From a cargo-volume perspective, the balance appears to be positive. Data from the Government Development Bank for Puerto Rico show that the value of the island’s imports fell from USD3.7 billion in August 2017 to almost zero the following month when Hurricane Maria struck, then rapidly rebounded to pre-storm levels by December 2017 – and kept rising. By January of this year, import values reached USD4.4 billion, peaking at USD4.9 billion in May, marking the highest monthly total ever recorded.

Despite climbing imports, Puerto Rico’s near-term economic outlook is challenging. IHS Markit forecasts that GDP will fall by 4.3% this year, by 1.2% next year, and by 1.9% in 2020, then finally turn positive with a slim gain of 0.9% in 2021.

Other islands – albeit with far smaller economies than that of Puerto Rico – are expected to see a more rapid post-hurricane recovery. For Dominica, IHS Markit predicts a GDP plunge of 15.7% this year, followed by a rebound to 11.4% growth next year and 6.5% in 2020. The GDP in St Maarten is expected to fall by 9% this year before seeing growth of 1.4% in 2019 and 1.2% in 2020.

For the Caribbean as a whole, a key aspect of the hurricane-recovery equation is that regional cargo volumes tied to tourism did not appear to decline region-wide as a result of certain islands temporarily losing their tourism product.
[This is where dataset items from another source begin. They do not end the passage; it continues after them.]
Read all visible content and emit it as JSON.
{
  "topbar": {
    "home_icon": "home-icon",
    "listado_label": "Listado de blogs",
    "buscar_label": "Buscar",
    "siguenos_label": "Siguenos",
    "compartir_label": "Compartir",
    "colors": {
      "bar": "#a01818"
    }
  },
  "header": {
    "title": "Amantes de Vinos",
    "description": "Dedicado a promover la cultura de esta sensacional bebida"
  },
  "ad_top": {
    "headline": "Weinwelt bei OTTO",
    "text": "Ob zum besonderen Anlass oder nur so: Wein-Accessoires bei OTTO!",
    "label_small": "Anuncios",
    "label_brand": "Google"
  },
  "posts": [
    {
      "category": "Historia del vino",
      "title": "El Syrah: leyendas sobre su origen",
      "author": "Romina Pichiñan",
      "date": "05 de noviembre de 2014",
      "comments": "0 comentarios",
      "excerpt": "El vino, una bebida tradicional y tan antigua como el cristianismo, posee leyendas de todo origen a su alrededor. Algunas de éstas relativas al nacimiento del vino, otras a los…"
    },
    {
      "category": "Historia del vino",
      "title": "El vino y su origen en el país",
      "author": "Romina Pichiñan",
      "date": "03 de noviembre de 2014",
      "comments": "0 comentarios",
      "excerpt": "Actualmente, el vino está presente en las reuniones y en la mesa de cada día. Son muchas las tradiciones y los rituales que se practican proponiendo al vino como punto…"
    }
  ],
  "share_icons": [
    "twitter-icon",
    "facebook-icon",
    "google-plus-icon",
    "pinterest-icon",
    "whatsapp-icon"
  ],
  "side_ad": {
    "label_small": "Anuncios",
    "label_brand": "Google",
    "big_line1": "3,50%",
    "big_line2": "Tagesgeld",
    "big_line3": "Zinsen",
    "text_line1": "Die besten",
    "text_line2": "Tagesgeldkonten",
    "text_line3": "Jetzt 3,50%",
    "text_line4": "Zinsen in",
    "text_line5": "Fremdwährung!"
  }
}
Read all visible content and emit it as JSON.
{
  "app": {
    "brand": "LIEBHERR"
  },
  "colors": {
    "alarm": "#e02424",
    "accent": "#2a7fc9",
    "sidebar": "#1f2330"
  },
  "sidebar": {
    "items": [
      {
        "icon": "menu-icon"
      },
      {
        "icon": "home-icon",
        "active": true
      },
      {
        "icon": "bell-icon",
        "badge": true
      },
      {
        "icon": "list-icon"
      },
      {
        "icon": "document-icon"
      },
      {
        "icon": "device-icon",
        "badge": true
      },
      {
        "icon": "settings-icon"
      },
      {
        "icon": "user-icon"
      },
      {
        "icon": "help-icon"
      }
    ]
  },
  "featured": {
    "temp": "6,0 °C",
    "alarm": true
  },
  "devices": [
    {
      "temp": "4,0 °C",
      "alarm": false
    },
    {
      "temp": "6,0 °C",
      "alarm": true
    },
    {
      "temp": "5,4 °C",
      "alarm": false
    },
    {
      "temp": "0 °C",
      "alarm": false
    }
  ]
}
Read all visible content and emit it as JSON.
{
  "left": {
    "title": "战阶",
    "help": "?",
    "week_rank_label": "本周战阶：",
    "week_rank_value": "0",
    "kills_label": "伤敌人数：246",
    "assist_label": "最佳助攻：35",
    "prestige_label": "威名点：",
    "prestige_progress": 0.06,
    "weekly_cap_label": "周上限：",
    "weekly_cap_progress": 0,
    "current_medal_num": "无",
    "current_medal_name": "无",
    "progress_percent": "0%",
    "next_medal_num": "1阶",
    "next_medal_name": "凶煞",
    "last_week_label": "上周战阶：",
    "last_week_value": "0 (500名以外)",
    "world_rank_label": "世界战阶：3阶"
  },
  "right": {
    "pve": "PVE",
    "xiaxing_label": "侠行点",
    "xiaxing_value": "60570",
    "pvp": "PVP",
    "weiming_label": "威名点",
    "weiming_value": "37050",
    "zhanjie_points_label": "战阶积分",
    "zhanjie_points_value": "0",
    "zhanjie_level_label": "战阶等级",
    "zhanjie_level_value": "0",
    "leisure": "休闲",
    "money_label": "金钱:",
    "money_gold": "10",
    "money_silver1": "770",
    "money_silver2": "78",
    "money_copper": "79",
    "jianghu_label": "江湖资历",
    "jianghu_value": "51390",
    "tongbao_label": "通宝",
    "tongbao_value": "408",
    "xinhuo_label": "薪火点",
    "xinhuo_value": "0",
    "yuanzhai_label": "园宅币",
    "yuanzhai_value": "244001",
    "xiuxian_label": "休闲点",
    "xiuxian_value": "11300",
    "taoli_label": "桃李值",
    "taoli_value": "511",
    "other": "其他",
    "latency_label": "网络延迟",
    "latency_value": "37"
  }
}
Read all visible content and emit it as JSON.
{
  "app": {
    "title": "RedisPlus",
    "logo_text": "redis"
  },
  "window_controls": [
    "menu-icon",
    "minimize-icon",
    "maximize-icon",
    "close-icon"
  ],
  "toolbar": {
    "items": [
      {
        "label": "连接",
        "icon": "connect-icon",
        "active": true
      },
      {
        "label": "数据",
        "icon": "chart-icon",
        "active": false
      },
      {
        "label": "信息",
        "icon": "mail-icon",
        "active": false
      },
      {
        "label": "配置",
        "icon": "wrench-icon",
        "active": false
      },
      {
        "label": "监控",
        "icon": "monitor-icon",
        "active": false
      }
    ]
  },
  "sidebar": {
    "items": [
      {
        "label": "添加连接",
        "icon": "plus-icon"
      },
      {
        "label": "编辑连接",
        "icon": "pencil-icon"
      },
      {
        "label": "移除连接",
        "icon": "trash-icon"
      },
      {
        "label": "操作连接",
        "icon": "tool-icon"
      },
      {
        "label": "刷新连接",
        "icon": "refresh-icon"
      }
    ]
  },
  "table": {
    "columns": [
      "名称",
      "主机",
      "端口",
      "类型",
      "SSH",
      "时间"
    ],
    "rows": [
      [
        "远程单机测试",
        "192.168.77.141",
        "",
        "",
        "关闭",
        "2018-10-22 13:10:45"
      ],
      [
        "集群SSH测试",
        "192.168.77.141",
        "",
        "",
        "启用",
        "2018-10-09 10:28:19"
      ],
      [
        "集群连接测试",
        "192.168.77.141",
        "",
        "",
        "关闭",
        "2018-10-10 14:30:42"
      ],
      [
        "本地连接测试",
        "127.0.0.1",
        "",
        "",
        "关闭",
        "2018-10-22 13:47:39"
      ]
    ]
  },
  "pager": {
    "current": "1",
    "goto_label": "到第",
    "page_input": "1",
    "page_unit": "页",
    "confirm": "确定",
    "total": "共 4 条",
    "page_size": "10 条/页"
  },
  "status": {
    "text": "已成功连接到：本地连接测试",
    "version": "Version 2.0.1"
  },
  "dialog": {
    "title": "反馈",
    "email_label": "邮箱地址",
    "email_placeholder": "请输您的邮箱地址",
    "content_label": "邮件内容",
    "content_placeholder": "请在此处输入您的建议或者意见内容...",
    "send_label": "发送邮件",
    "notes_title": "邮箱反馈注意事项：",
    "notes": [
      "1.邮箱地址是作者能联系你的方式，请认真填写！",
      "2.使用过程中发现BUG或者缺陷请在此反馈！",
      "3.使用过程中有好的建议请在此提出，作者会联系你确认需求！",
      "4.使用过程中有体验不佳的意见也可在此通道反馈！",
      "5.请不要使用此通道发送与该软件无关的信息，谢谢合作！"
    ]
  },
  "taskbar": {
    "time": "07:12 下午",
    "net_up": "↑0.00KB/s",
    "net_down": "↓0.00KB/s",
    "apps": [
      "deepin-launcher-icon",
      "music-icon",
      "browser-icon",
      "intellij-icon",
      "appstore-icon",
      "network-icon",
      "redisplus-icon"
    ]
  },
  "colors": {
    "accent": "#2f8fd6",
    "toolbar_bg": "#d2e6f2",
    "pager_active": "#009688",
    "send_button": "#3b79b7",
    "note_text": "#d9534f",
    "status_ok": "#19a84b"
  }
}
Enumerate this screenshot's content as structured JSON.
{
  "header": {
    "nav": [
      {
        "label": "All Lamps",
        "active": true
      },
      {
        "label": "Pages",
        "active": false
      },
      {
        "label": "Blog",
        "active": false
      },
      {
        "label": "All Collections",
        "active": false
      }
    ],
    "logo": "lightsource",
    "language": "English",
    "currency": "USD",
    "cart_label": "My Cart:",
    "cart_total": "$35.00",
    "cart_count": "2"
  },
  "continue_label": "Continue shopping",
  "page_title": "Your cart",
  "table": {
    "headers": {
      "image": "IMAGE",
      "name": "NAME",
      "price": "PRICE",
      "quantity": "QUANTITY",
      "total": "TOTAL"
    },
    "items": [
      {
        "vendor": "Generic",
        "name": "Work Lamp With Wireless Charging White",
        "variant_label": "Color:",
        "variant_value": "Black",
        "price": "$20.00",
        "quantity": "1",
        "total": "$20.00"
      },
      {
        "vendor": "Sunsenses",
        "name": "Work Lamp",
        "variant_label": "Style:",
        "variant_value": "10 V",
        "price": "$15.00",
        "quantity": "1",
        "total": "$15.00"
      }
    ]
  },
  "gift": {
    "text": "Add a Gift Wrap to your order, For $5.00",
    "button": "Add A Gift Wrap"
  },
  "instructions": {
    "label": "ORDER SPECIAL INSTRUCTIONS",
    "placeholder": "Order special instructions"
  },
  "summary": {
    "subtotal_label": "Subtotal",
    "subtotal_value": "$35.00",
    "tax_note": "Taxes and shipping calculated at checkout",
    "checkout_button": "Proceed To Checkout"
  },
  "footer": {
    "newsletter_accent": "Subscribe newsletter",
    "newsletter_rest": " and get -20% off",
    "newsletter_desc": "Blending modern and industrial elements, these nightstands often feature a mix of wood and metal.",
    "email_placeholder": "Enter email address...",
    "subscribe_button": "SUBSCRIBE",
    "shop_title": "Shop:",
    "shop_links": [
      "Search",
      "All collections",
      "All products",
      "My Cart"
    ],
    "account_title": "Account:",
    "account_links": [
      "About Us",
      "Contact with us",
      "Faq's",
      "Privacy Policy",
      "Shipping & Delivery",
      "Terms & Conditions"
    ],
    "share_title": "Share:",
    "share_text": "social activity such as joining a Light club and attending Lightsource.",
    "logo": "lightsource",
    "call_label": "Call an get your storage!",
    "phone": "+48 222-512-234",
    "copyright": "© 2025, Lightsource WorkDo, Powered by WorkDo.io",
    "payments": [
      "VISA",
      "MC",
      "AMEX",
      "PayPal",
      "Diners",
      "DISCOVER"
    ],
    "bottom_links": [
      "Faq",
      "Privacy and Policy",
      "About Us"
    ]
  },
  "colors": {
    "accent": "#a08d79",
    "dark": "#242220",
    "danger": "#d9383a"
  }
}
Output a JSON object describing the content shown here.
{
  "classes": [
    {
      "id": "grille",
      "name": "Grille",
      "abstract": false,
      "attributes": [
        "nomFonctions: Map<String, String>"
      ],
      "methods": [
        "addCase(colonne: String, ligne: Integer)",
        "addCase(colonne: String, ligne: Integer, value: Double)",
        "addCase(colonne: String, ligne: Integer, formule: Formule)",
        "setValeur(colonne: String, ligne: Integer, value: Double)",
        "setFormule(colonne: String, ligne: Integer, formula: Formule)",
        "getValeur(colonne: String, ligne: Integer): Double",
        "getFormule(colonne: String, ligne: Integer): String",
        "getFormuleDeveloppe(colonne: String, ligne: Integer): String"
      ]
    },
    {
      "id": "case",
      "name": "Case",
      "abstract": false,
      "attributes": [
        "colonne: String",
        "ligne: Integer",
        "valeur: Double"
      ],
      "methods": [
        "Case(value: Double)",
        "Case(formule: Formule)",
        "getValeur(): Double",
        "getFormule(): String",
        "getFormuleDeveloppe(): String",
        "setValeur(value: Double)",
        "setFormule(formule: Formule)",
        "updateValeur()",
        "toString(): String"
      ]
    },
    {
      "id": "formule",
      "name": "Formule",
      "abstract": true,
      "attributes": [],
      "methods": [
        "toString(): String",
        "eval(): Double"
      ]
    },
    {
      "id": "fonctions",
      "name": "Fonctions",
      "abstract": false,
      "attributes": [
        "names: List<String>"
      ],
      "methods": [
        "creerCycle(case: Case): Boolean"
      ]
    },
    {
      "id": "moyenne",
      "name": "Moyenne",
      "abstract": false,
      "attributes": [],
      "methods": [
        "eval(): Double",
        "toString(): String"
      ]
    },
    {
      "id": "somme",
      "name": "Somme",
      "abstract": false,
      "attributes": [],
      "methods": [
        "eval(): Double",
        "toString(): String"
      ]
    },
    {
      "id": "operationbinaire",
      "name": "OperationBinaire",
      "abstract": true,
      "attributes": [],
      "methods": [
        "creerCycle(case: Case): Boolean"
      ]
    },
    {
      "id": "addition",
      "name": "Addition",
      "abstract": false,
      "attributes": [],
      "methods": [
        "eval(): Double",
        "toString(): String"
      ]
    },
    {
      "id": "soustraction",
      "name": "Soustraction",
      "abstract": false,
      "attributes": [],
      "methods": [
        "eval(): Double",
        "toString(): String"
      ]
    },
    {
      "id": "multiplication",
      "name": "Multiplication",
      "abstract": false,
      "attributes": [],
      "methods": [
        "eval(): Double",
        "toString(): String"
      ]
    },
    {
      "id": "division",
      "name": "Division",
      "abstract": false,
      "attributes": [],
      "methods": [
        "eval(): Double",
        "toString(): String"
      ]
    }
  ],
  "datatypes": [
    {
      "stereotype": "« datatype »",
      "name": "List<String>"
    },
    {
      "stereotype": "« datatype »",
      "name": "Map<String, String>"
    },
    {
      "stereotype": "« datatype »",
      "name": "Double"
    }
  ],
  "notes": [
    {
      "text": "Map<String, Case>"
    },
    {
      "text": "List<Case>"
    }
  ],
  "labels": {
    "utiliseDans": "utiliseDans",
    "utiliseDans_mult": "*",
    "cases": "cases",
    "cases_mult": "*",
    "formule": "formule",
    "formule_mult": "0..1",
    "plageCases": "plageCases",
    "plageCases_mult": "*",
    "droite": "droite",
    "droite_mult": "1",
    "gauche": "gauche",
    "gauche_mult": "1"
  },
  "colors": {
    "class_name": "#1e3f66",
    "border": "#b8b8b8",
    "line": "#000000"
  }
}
Instead, tourism (and tourism-related cargoes) flowed to undamaged islands.

John Price, co-founder of consultancy Americas Market Intelligence, told IHS Markit, “The demand coming out of the US for Caribbean travel continues to grow. The US economy is doing very well and the other islands that were not affected [by hurricanes] are also doing very well. There was also some displacement beyond the Caribbean, to Florida and Mexico.”

According to Juan Carlos Croston, vice-president of the Caribbean Shipping Association, “What we have seen is that the cruise industry has been a lifeline for the islands. The cruise lines have to continue serving their customers who want to go to the Caribbean, so the fact is that economic activity in the islands is continuing, just not on the same islands.”

Another important issue that affects Caribbean economies – and thus shipping volumes – is energy pricing. The higher the price, the more pressure on consumers and the lower their discretionary spending on imports. “Every market in the Caribbean, except for [oil- and gas-producing] Trinidad, is very sensitive to oil prices,” Price explained. “The fact that we had relatively low oil prices from the end of 2014 until last year was really helpful to the Caribbean and Central America, and the creeping up of prices [in 2018] will hurt. The Caribbean has some of the highest electricity rates in the world because they’ve done a very poor job of converting to more energy-saving technologies and to non-oil sources.”

In addition, the region faces a looming challenge from the International Maritime Organization’s (IMO’s) 0.5% cap on sulphur in marine fuel, which takes effect on 1 January 2020. The islands are served by small freighters and container ships that are unlikely to be equipped with scrubbers. As such, that regional carriers will be forced to shift from heavy fuel oil to the significantly more expensive low-sulphur fuel. For regional carriers to remain in business, those costs would have to be passed along in the form of fuel surcharges, leading to inflation for locally consumed goods, almost all of which are imported by sea.

According to SSA International’s Urriola, “A lot of people feel that this [the IMO enforcement date] may be extended because nobody is going to be ready, but I think it’s going to happen and I think the Caribbean people should be concerned. They are not paying enough attention to this situation. Also, who in the Caribbean will be selling this [fuel] product?”

Croston believes there will be volatility in fuel pricing, but he is not particularly concerned about regional inflation from shipping fuel surcharges. “In the Caribbean, transportation is probably only 10% of the cost of goods and maritime is a third of that, so if that 3% increases if you have a spike in freight costs [due to higher fuel surcharges], the effect on the price of goods shouldn’t be that bad, although it is a situation we’re following closely.”